Il cambio di marcia UE non riguarderà soltanto i paesi membri e i paesi europei che stanno facendo la coda per entrare nella famiglia continentale, ma l’intero sistema internazionale. Se l’Unione regredisse, si dimostrerebbe che risulta ancora impossibile, nella storia, un patto federativo tra stati non fondato sulla violenza e la guerra (come è accaduto, ad esempio, nel caso degli Stati Uniti d’America). Si dimostrerebbe anche che l’adozione, come strumento di politica interna e internazionale, di un modello di civiltà fondato sul welfare, sull’accoglienza dei migranti e dei richiedenti asilo, sul rifiuto assoluto della guerra e della violenza, non garantisce il consenso dei cittadini coinvolti, sempre a rischio di risucchio nei vecchi miti nazionalistici e razzisti specie se frustrati da una pesante crisi economica.
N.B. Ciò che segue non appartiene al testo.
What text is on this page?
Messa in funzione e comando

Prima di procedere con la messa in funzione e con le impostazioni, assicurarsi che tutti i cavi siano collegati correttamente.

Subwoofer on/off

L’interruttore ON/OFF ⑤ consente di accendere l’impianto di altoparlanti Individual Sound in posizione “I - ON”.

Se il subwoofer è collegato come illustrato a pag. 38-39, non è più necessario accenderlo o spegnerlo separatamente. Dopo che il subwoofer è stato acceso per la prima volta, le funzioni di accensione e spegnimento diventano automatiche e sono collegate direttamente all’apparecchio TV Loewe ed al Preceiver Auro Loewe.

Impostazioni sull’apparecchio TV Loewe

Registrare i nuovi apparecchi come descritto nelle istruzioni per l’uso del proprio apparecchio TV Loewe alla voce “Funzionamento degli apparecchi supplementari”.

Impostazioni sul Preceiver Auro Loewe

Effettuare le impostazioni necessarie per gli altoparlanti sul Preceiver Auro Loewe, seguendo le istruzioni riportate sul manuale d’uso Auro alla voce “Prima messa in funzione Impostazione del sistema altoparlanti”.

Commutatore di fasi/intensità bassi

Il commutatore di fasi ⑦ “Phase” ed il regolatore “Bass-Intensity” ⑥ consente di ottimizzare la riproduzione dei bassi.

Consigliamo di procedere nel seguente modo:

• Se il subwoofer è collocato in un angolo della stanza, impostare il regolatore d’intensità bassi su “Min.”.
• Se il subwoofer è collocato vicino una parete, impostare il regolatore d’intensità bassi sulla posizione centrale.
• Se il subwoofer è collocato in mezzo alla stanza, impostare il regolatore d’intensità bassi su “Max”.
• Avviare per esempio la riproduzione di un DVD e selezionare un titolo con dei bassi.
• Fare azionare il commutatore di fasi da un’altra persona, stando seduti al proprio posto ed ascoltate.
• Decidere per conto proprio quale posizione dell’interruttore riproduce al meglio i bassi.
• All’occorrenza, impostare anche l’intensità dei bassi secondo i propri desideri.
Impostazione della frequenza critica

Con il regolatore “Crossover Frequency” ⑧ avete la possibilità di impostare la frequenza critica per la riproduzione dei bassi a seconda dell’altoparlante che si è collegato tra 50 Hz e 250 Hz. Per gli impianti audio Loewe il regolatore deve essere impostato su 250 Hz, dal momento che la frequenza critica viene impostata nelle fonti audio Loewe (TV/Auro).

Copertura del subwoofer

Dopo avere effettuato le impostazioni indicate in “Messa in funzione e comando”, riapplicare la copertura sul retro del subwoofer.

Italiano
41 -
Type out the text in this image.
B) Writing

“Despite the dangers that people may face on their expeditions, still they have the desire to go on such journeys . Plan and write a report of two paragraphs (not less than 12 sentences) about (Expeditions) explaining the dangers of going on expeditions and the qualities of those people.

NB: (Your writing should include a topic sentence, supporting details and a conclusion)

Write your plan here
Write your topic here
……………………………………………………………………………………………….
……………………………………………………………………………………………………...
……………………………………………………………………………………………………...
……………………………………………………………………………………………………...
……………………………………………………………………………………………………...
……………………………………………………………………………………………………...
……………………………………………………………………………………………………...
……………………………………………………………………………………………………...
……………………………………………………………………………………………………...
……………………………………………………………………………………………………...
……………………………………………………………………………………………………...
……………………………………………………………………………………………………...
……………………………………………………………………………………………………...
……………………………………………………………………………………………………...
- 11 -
L’uscita della “perfida Albione” britannica dai giochi UE, potrebbe creare le condizioni per rimettere le ali al rilancio del progetto verso la piena Unione. Non più defatiganti discussioni sui maldipancia degli oltreManica. Non più il borsellino londinese aperto al tavolo comunitario con l’eterna richiesta di elemosine su un bilancio comunitario ritenuto comunque esoso verso il contribuente britannico. Non più imposizioni e veto contro l’espansione delle competenze politiche e finanziarie dell’Unione. Di opt out e rebate britannici l’Unione rischiava di morire. Ora ne è fuori e può trarne vantaggio.
Peccato che non lo farà: nei suoi ingranaggi ci sono altra polvere e tanti sassi. La macchina Ue si potrà rimettere in movimento solo quando gli ingranaggi saranno puliti.
Ostacoli arrivano in particolare dalle democrazie dell’Europa centro orientale, dai paesi già comunisti, catapultati dai fatti dell’89 in istituzioni che non hanno contribuito a fondare, ai cui ideali non risultano interessati, e alle quali hanno aderito non per contribuire al progetto continentale di unione ma per sentirsi al sicuro dalle unghiate dell’orso russo (v. il destino di Georgia e Ucraina) e accomodarsi al banchetto dei fondi europei di sviluppo.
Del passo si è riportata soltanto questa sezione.